That sounds interesting, but I'm a layman and don't know anything about it. Can ...

MurizS · 2024-12-01T22:46:30 1733093190

I think GP was probably referring to "Scaling Data-Constrained Language Models" (2305.16264) from NeurIPS 2023, which looked first at how to optimally scale LLMs when training data is limited. There is a short section on mixing code (Python) into the training data and the effect this has on performance on e.g. natural language tasks.

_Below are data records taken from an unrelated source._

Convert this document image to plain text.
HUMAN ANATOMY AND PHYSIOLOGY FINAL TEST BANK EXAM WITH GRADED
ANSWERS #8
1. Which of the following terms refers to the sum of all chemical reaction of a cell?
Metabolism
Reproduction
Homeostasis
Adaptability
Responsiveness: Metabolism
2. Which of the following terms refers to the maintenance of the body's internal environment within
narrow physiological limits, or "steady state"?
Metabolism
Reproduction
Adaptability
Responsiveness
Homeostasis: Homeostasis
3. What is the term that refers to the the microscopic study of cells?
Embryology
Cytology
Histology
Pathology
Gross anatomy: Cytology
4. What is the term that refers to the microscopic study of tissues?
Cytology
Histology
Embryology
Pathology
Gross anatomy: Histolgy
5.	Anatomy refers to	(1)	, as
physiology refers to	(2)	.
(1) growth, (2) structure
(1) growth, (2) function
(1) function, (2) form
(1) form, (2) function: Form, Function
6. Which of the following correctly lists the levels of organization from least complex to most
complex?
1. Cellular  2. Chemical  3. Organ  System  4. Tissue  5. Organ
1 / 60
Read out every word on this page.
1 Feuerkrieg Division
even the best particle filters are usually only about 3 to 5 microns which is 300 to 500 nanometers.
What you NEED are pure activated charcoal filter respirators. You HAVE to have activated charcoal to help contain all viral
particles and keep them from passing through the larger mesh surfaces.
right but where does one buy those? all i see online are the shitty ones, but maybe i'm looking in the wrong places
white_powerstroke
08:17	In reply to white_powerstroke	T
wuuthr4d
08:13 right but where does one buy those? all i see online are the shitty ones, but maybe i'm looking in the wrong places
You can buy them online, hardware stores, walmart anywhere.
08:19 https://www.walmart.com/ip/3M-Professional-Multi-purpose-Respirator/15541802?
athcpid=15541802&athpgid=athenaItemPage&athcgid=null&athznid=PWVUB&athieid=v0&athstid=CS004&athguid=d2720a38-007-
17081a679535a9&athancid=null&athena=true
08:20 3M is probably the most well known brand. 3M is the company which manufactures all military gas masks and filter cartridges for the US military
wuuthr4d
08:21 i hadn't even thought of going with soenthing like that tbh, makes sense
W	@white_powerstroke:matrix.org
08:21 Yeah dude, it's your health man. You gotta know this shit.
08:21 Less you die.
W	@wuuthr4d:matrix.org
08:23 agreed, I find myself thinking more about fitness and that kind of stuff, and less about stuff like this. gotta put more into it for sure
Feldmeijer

One of their findings was that training data can be up to 50% code without actually degrading performance, and in some cases (benchmarks like bAbI and WebNLG) with improvements (probably because these tasks have an emphasis on what they call "long-range state tracking capabilities").

For reference: In the Llama 3 technical report (2407.21783), they mention that they ended up using 17% code tokens in their training data.

eru · 2024-12-02T01:33:47 1733103227

Is the network only trained on the source code, or does it have access to the results of running the code, too?

YetAnotherNick · 2024-12-03T00:45:16 1733186716

Also GPT-3.5 was another extreme if I remember correctly. They first trained only on code then they trained on other text. I can't seem to find the source though.

moffkalast · 2024-12-02T13:02:14 1733144534

There was an interview with Zuckerberg about how they initially split training llama chat models on purely normal text and codellama on code, but later realized that if they combine the training set they get a model that is better at both tasks than each specialized one was.